Incorrect metrics: unrealistic query execution times¶
If you’re seeing query execution times that seem impossible (like 50,000+ seconds for simple SELECT statements), this is typically caused by metric calculation errors rather than actual performance issues.
This is because enabling query plans causes pg_stat_monitor to create multiple records for each query, leading to incorrect timing calculations.
To fix the issue, disable query plan collection:
-- Check if query plan collection is enabled
SHOW pg_stat_monitor.pgsm_enable_query_plan;
-- If it shows 'on', disable it
ALTER SYSTEM SET pg_stat_monitor.pgsm_enable_query_plan = off;
SELECT pg_reload_conf();
-- Verify the change took effect
SHOW pg_stat_monitor.pgsm_enable_query_plan;
After disabling query plan collection, new metrics should show realistic execution times within minutes.
QAN service fails after upgrade¶
After upgrading PMM Server, the QAN service may fail to start with BACKOFF, FATAL, or EXITED status, preventing the QAN dashboard from loading. You’ll see the following error in /srv/logs/qan-api2.log, where x is the migration version number:
stdlog: Migrations: Dirty database version x.
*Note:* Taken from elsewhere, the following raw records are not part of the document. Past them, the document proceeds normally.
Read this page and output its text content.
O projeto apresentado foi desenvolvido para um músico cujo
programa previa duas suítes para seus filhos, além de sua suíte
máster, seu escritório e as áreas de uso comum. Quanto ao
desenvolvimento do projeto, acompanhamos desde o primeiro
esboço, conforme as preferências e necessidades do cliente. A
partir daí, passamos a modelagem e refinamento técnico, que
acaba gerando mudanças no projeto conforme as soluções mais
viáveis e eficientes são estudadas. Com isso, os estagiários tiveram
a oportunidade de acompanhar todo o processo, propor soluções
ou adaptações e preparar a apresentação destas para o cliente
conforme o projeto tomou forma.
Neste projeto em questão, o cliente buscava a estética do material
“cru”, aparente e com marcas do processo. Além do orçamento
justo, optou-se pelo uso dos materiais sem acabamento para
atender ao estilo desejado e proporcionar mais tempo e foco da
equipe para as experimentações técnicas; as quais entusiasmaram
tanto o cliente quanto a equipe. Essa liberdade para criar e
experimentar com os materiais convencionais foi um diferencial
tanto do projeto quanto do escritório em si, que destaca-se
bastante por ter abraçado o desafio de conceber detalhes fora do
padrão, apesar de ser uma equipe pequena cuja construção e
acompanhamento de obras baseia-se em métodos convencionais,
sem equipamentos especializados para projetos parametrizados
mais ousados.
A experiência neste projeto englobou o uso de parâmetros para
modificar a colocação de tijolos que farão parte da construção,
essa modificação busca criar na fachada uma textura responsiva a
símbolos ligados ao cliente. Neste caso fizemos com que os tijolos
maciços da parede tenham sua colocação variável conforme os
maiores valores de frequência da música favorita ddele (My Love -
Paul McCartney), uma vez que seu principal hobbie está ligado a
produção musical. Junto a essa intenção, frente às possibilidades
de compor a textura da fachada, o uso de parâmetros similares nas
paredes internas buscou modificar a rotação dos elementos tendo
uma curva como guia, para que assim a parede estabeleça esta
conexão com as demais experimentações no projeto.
Fix and force version.
This happens when the ClickHouse schema migration is interrupted during the upgrade.
Resolution¶
- PMM 3.5.0 and later: The issue is fixed automatically. PMM detects and completes the interrupted schema migration upon restart.
-
Earlier versions: Use the following manual workaround:
-
Access the PMM container:
podman exec -it pmm-server /bin/bash -
Connect to ClickHouse:
clickhouse client --username=<clickhouse_user> --password=<clickhouse_password> -d pmm -
Fix the migration state. Replace
xwith the version number from your error logs.USE pmm; INSERT INTO schema_migrations (version, dirty, sequence) VALUES (x, 0, toUnixTimestamp(NOW())*1000000000); EXIT; -
Restart QAN:
supervisorctl restart qan-api2 -
Verify QAN is running:
supervisorctl status qan-api2
-
ClickHouse memory issues in low-memory environments¶
If you’re running PMM Server with less than 16 GB RAM and seeing “memory limit exceeded” errors in ClickHouse logs, switch to the low-memory configuration.
PMM includes two ClickHouse profiles:
- default: optimized for performance (16 GB+ RAM)
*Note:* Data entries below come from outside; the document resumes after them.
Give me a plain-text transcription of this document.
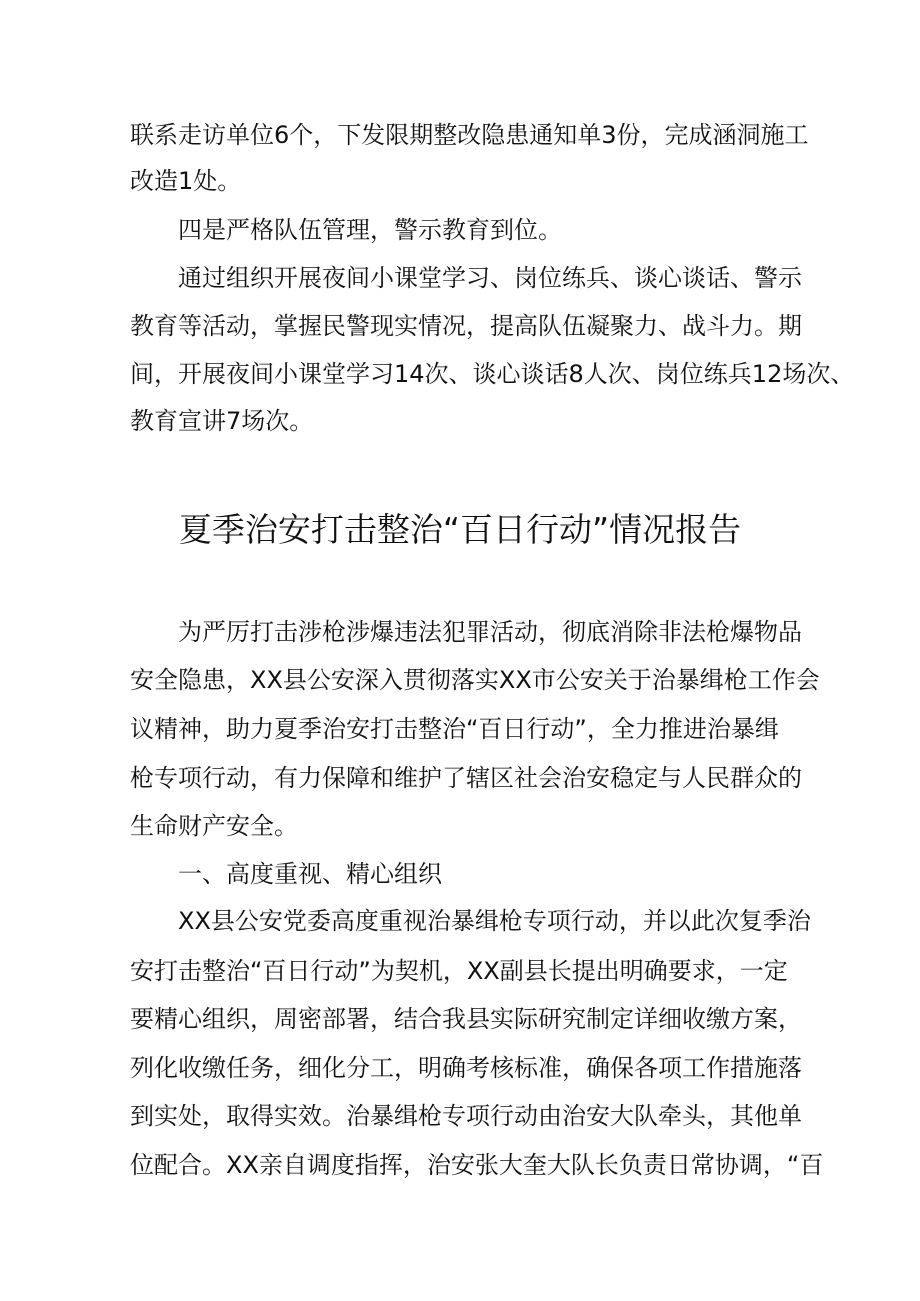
联系走访单位6个，下发限期整改隐患通知单3份，完成涵洞施工
改造1处。
四是严格队伍管理，警示教育到位。
通过组织开展夜间小课堂学习、岗位练兵、谈心谈话、警示
教育等活动，掌握民警现实情况，提高队伍凝聚力、战斗力。期
间，开展夜间小课堂学习14次、谈心谈话8人次、岗位练兵12场次、
教育宣讲7场次。
夏季治安打击整治“百日行动”情况报告
为严厉打击涉枪涉爆违法犯罪活动，彻底消除非法枪爆物品
安全隐患，XX县公安深入贯彻落实XX市公安关于治暴缉枪工作会
议精神，助力夏季治安打击整治“百日行动”，全力推进治暴缉
枪专项行动，有力保障和维护了辖区社会治安稳定与人民群众的
生命财产安全。
一、高度重视、精心组织
XX县公安党委高度重视治暴缉枪专项行动，并以此次复季治
安打击整治“百日行动”为契机，XX副县长提出明确要求，一定
要精心组织，周密部署，结合我县实际研究制定详细收缴方案，
列化收缴任务，细化分工，明确考核标准，确保各项工作措施落
到实处，取得实效。治暴缉枪专项行动由治安大队牵头，其他单
位配合。XX亲自调度指挥，治安张大奎大队长负责日常协调，“百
- low-memory: optimized for constrained environments, based on ClickHouse recommendations
Switch to low-memory configuration¶
Select the profile with the PMM_CLICKHOUSE_CONFIG environment variable when you create the container:
docker run -e PMM_CLICKHOUSE_CONFIG=low-memory ... percona/pmm-server:3
Configuration details
Both configuration files are located in /etc/clickhouse-server/ inside the PMM Server container:
default-config.xml: default profilelow-memory-config.xml: low-memory profile
The switch-config.sh script is deprecated and will be removed in a future PMM release; use PMM_CLICKHOUSE_CONFIG instead.